Security experts from the University of Newcastle found loopholes on websites that helped thieves seeking card data.
The attacks works against some of the most popular retailers on the web, said the team.
Vulnerable sites have been told about their findings and some have now put in place defences against the attack.
The research, led by PhD student Mohammed Aamir Ali at the University of Newcastle, created a credit card querying system that simultaneously submitted payment requests to different sites at the same time.
Starting with just the first six digits of a card, the system guessed the remaining details and tried the combinations on many sites at the same time.
By trying different combinations of a card’s number, expiry date and security code this system could quickly find out all the information needed to replicate a card, said the researchers in a paper describing their work.

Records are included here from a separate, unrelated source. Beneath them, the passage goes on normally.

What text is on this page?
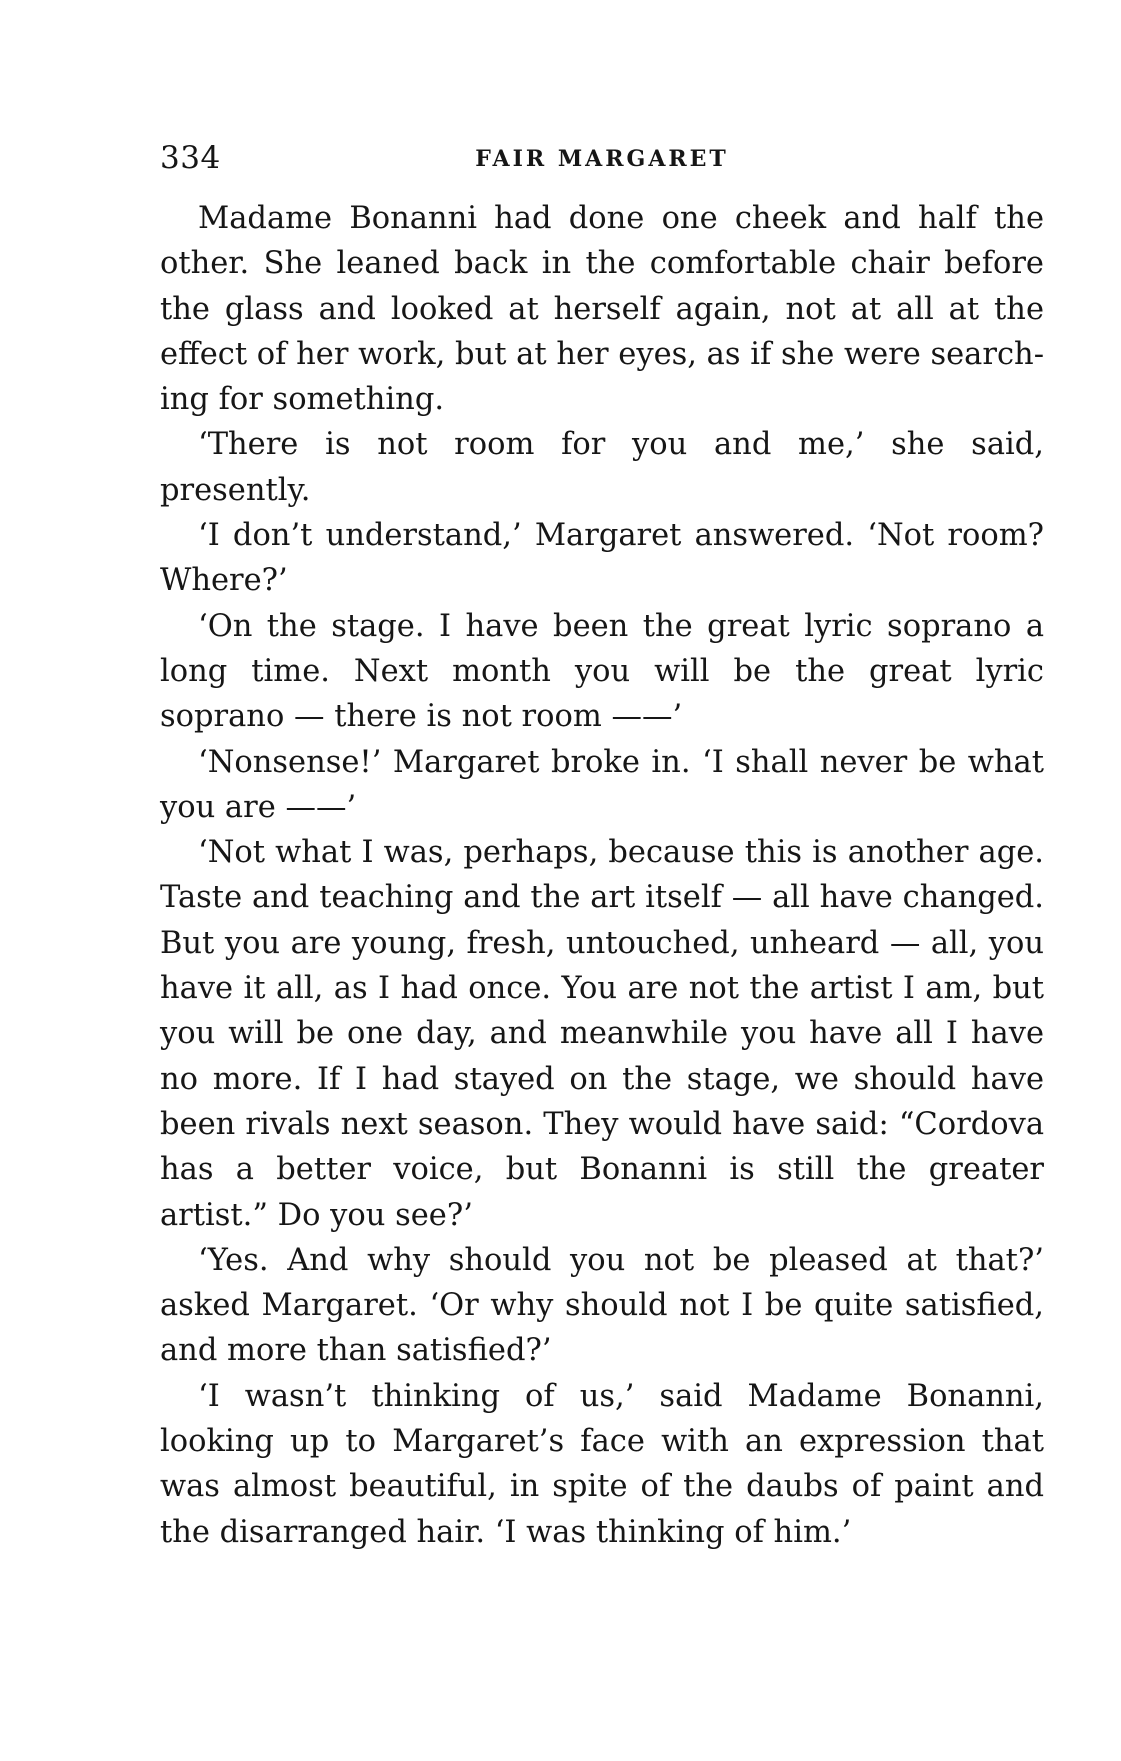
334	FAIR MARGARET

Madame Bonanni had done one cheek and half the other. She leaned back in the comfortable chair before the glass and looked at herself again, not at all at the effect of her work, but at her eyes, as if she were searching for something.

‘There is not room for you and me,’ she said, presently.

‘I don’t understand,’ Margaret answered. ‘Not room? Where?’

‘On the stage. I have been the great lyric soprano a long time. Next month you will be the great lyric soprano — there is not room ——’

‘Nonsense!’ Margaret broke in. ‘I shall never be what you are ——’

‘Not what I was, perhaps, because this is another age. Taste and teaching and the art itself — all have changed. But you are young, fresh, untouched, unheard — all, you have it all, as I had once. You are not the artist I am, but you will be one day, and meanwhile you have all I have no more. If I had stayed on the stage, we should have been rivals next season. They would have said: “Cordova has a better voice, but Bonanni is still the greater artist.” Do you see?’

‘Yes. And why should you not be pleased at that?’ asked Margaret. ‘Or why should not I be quite satisfied, and more than satisfied?’

‘I wasn’t thinking of us,’ said Madame Bonanni, looking up to Margaret’s face with an expression that was almost beautiful, in spite of the daubs of paint and the disarranged hair. ‘I was thinking of him.’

Because different sites ask for different parts of the credentials required to verify a purchase it was possible to compile the fragmented details that sites share to build up all the security information for a card.
“This attack subverts the payment functionality from its intended purpose of validating card details, into helping the attackers to generate all security data fields required to make online transactions,” they wrote.
This approach could help thieves who have some knowledge of victims gained from information in the massive troves of data released by breaches at web firms.
Few sites noticed that multiple queries were being run across lots of sites, found the team.
“It is possible to run multiple bots at the same time on hundreds of payment sites without triggering any alarms in the payment system,” they said.
A sample attack showed that if an attacker ran many queries at once they could compile the correct information about a card in approximately six seconds.
There is no evidence that cyber thieves are using such a distributed attack, said the researchers, but their work showed it was “practical” and therefore a “credible” threat.
The team shared its findings with 36 of the sites against which they ran their distributed card number-guessing system. The disclosure led to eight sites changing their security systems to thwart the attacks. Many now limit the number of times card details can be checked.
However, said the researchers, the other 28 sites made no changes despite the disclosure.
“We do not know the reason behind this and further research will be needed to find the explanation,” wrote the team.